Eighteenth-century Eastern Woodlands women produced thousands of pairs of moccasins per year for family use and for trade. Because moccasins were the type of Indigenous American object most collected by Europeans, this supplied the women’s families with a steady source of income. Moccasins also carry substantial cultural significance.

Talon Silverhorn (Eastern Shawnee Tribe, Raccoon Clan) observed of this pair of moccasins, “The colors and the patterns you’re seeing […] are moose hair. Small bundles of two or three hairs at a time being stitched as a surface embroidery on the leather. […] This is one of those kinds of styles that becomes popular enough that there’s even European copies in European materials of these types of shoes. There’s English slippers in black silk that are embroidered that look very, very similar to this. You’d almost at a distance mistake it for one of this style of moccasins.”

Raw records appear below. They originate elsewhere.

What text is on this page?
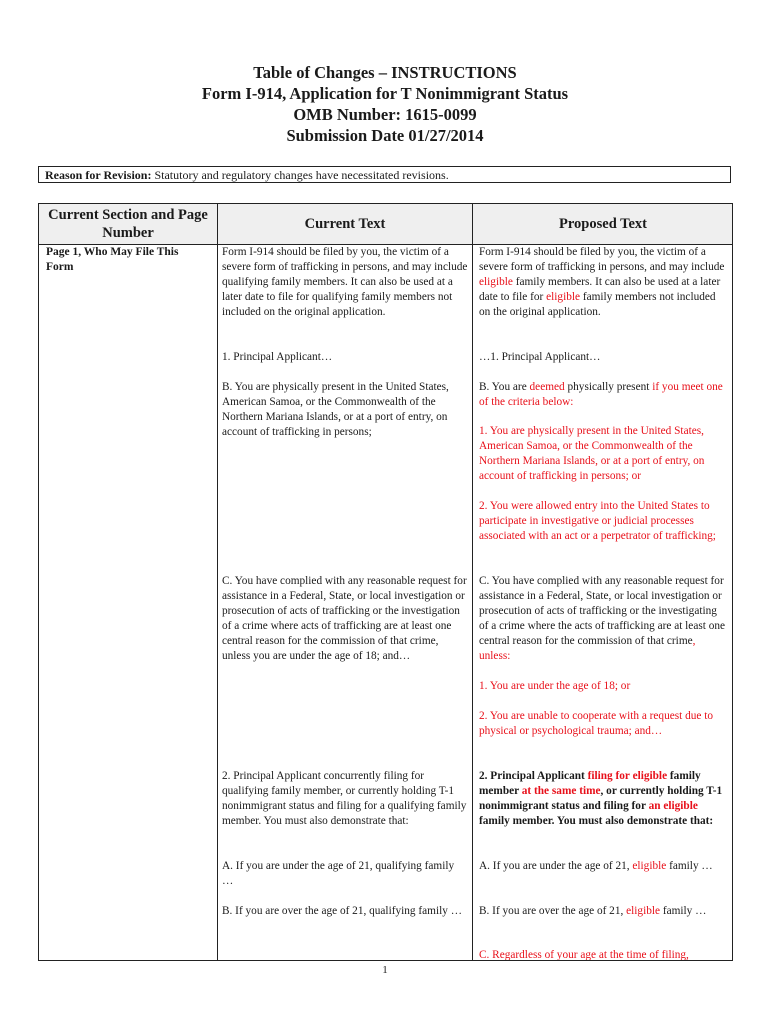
Table of Changes – INSTRUCTIONS
Form I-914, Application for T Nonimmigrant Status
OMB Number: 1615-0099
Submission Date 01/27/2014
Reason for Revision: Statutory and regulatory changes have necessitated revisions.
Current Section and Page Number
Current Text	Proposed Text
Page 1, Who May File This Form
Form I-914 should be filed by you, the victim of a severe form of trafficking in persons, and may include qualifying family members. It can also be used at a later date to file for qualifying family members not included on the original application.
1. Principal Applicant…
B. You are physically present in the United States, American Samoa, or the Commonwealth of the Northern Mariana Islands, or at a port of entry, on account of trafficking in persons;
C. You have complied with any reasonable request for assistance in a Federal, State, or local investigation or prosecution of acts of trafficking or the investigation of a crime where acts of trafficking are at least one central reason for the commission of that crime, unless you are under the age of 18; and…
2. Principal Applicant concurrently filing for qualifying family member, or currently holding T-1 nonimmigrant status and filing for a qualifying family member. You must also demonstrate that:
A. If you are under the age of 21, qualifying family …
B. If you are over the age of 21, qualifying family …
Form I-914 should be filed by you, the victim of a severe form of trafficking in persons, and may include eligible family members. It can also be used at a later date to file for eligible family members not included on the original application.
…1. Principal Applicant…
B. You are deemed physically present if you meet one of the criteria below:
1. You are physically present in the United States, American Samoa, or the Commonwealth of the Northern Mariana Islands, or at a port of entry, on account of trafficking in persons; or
2. You were allowed entry into the United States to participate in investigative or judicial processes associated with an act or a perpetrator of trafficking;
C. You have complied with any reasonable request for assistance in a Federal, State, or local investigation or prosecution of acts of trafficking or the investigating of a crime where the acts of trafficking are at least one central reason for the commission of that crime, unless:
1. You are under the age of 18; or
2. You are unable to cooperate with a request due to physical or psychological trauma; and…
2. Principal Applicant filing for eligible family member at the same time, or currently holding T-1 nonimmigrant status and filing for an eligible family member. You must also demonstrate that:
A. If you are under the age of 21, eligible family …
B. If you are over the age of 21, eligible family …
C. Regardless of your age at the time of filing,
1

Ancestral Wendat or Huron Artist, Moose Hair–Embroidered Black-Dyed Buckskin Moccasins. Hide, silk, moose hair, and natural dye, mid-18th century. Each: 8 3/4 × 5 1/2 × 2 1/2 in. (22.2 × 14 × 6.4 cm). Purchased with funds from the Libbey Endowment, Gift of Edward Drummond Libbey, by exchange, 2023.371a–b. Not on view.

Image Description: A pair of brown-gray, animal-hide moccasins with colorful floral patterns embroidered in orange, blue, and white. A red silk border runs around the flaps that fold down from the shoes’ openings.